The heart of the matter, though, is that if Ginsburg’s argument is correct, then there needs to be a way, and a word, to describe the class she was concerned to protect from discrimination. If the ACLU knows no such word, they should think hard about what that implies about their ability to defend that class of people’s rights. On the other hand, if they think her argument is incorrect, or merely dated and obsolete, then that in itself is part of the history of feminist jurisprudence that ought to be visible, not obscured.

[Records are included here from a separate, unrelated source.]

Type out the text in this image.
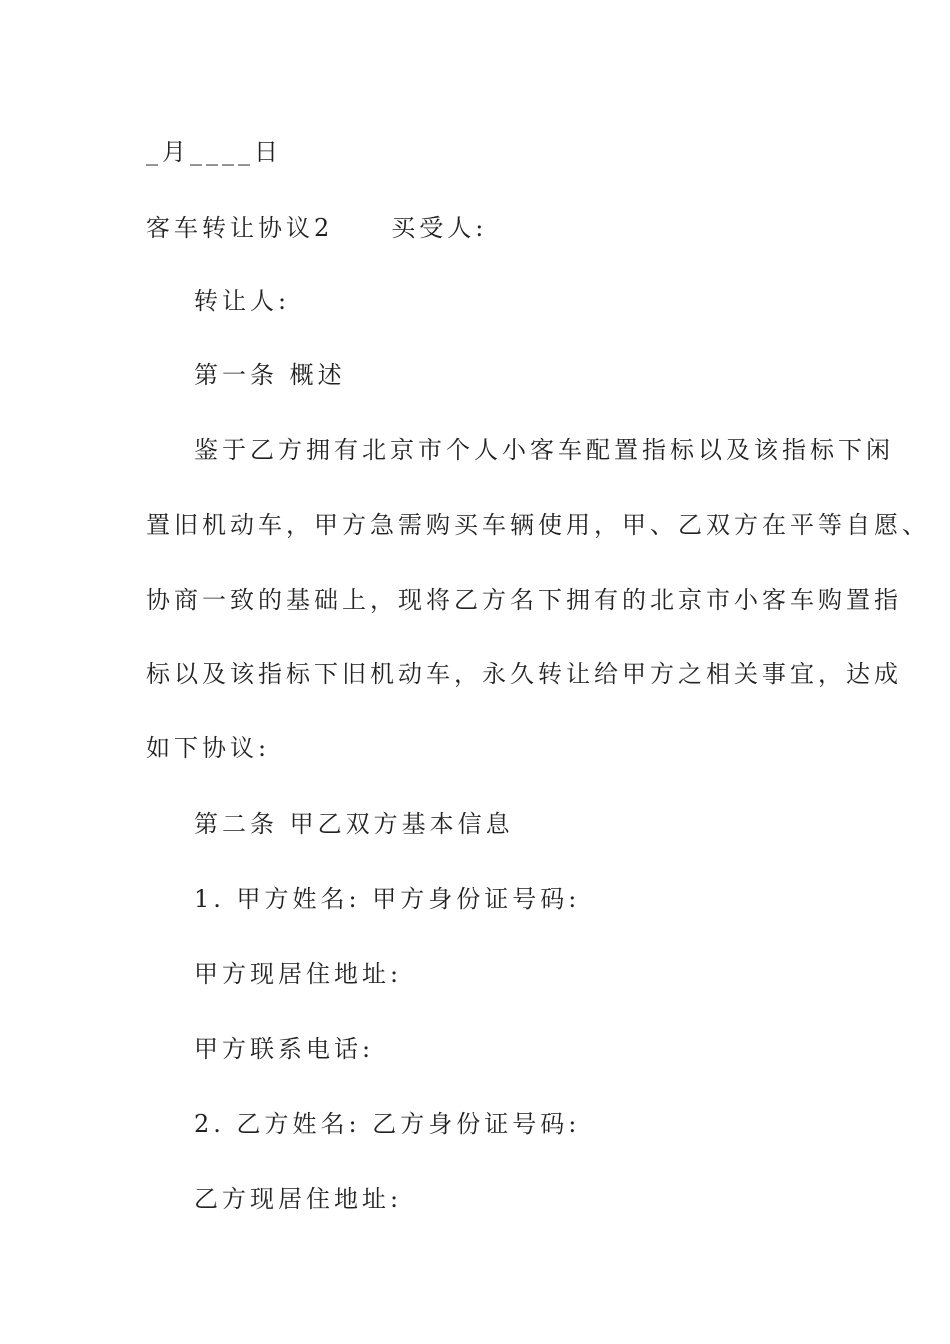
_月____日
客车转让协议2 买受人:
转让人:
第一条 概述
鉴于乙方拥有北京市个人小客车配置指标以及该指标下闲
置旧机动车，甲方急需购买车辆使用，甲、乙双方在平等自愿、
协商一致的基础上，现将乙方名下拥有的北京市小客车购置指
标以及该指标下旧机动车，永久转让给甲方之相关事宜，达成
如下协议:
第二条 甲乙双方基本信息
1. 甲方姓名: 甲方身份证号码:
甲方现居住地址:
甲方联系电话:
2. 乙方姓名: 乙方身份证号码:
乙方现居住地址:
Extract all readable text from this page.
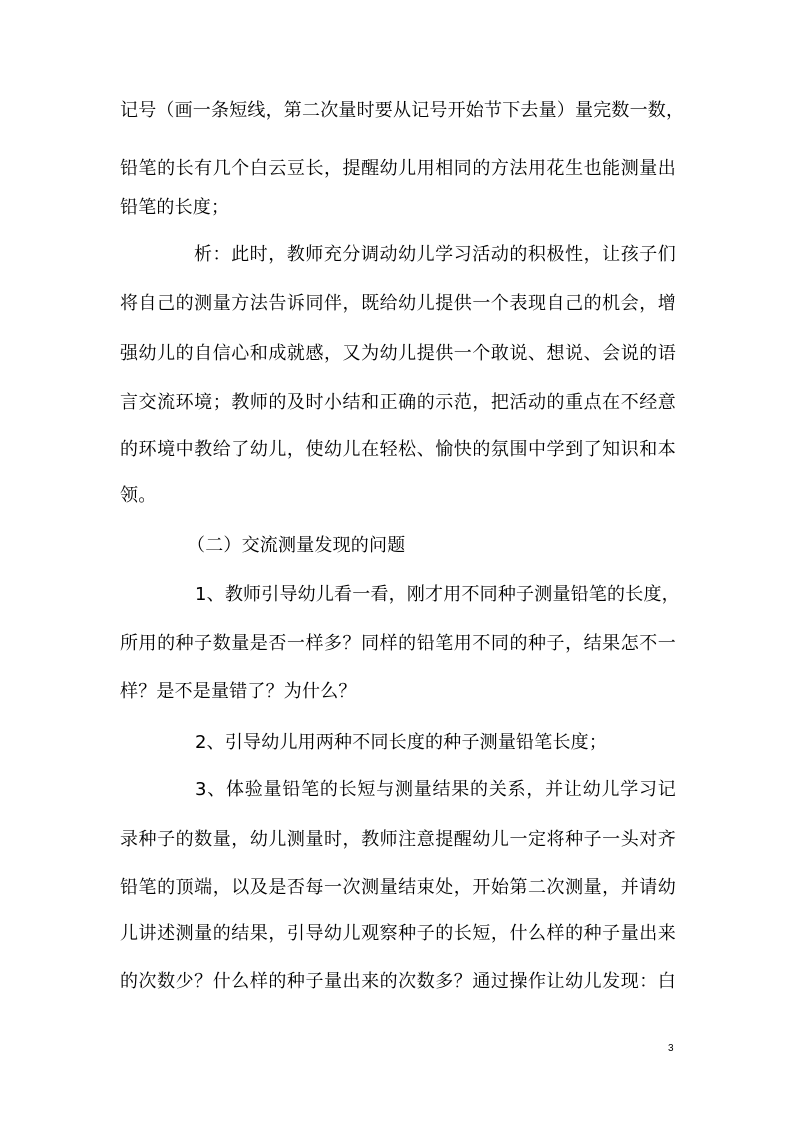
记号（画一条短线，第二次量时要从记号开始节下去量）量完数一数，
铅笔的长有几个白云豆长，提醒幼儿用相同的方法用花生也能测量出
铅笔的长度；
析：此时，教师充分调动幼儿学习活动的积极性，让孩子们
将自己的测量方法告诉同伴，既给幼儿提供一个表现自己的机会，增
强幼儿的自信心和成就感，又为幼儿提供一个敢说、想说、会说的语
言交流环境；教师的及时小结和正确的示范，把活动的重点在不经意
的环境中教给了幼儿，使幼儿在轻松、愉快的氛围中学到了知识和本
领。
（二）交流测量发现的问题
1、教师引导幼儿看一看，刚才用不同种子测量铅笔的长度，
所用的种子数量是否一样多？同样的铅笔用不同的种子，结果怎不一
样？是不是量错了？为什么？
2、引导幼儿用两种不同长度的种子测量铅笔长度；
3、体验量铅笔的长短与测量结果的关系，并让幼儿学习记
录种子的数量，幼儿测量时，教师注意提醒幼儿一定将种子一头对齐
铅笔的顶端，以及是否每一次测量结束处，开始第二次测量，并请幼
儿讲述测量的结果，引导幼儿观察种子的长短，什么样的种子量出来
的次数少？什么样的种子量出来的次数多？通过操作让幼儿发现：白
3
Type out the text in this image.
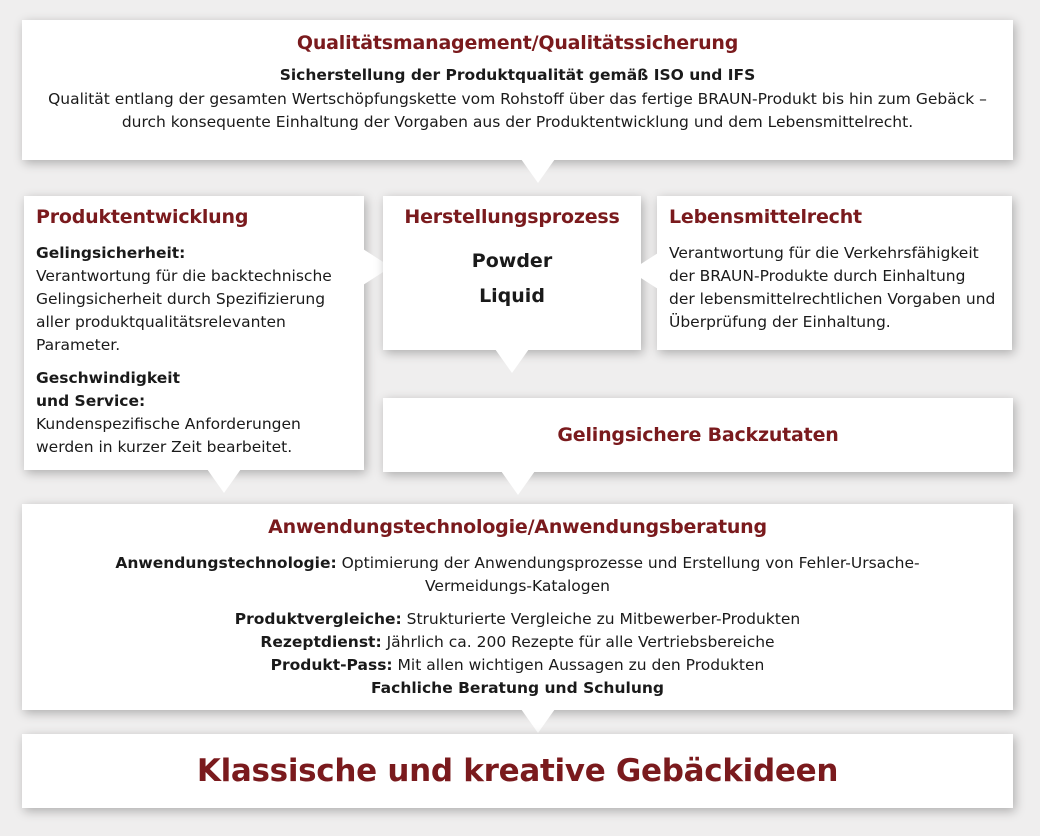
Qualitätsmanagement/Qualitätssicherung
Sicherstellung der Produktqualität gemäß ISO und IFS
Qualität entlang der gesamten Wertschöpfungskette vom Rohstoff über das fertige BRAUN-Produkt bis hin zum Gebäck –
durch konsequente Einhaltung der Vorgaben aus der Produktentwicklung und dem Lebensmittelrecht.
Produktentwicklung
Gelingsicherheit:
Verantwortung für die backtechnische
Gelingsicherheit durch Spezifizierung
aller produktqualitätsrelevanten
Parameter.
Geschwindigkeit
und Service:
Kundenspezifische Anforderungen
werden in kurzer Zeit bearbeitet.
Herstellungsprozess
Powder
Liquid
Lebensmittelrecht
Verantwortung für die Verkehrsfähigkeit
der BRAUN-Produkte durch Einhaltung
der lebensmittelrechtlichen Vorgaben und
Überprüfung der Einhaltung.
Gelingsichere Backzutaten
Anwendungstechnologie/Anwendungsberatung
Anwendungstechnologie: Optimierung der Anwendungsprozesse und Erstellung von Fehler-Ursache-
Vermeidungs-Katalogen
Produktvergleiche: Strukturierte Vergleiche zu Mitbewerber-Produkten
Rezeptdienst: Jährlich ca. 200 Rezepte für alle Vertriebsbereiche
Produkt-Pass: Mit allen wichtigen Aussagen zu den Produkten
Fachliche Beratung und Schulung
Klassische und kreative Gebäckideen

Since they did neither, that suggests they view the target audience for their tweets as akin to children to whom they are reading a bedtime story, rather than fully adult human beings responsible for their own choices.
This is the perfect response. Leaving all of the inflammatory gender debate aside, we need to be able to name the group we’re talking about in this context.
Women? Biological women? Uterus owners? Women & trans men & non-binary AFAB?
I have opinions. But whatever term we choose, we need to be able to refer to this class. Making our language so incoherent that it can’t do this basic, essential thing is not going to work.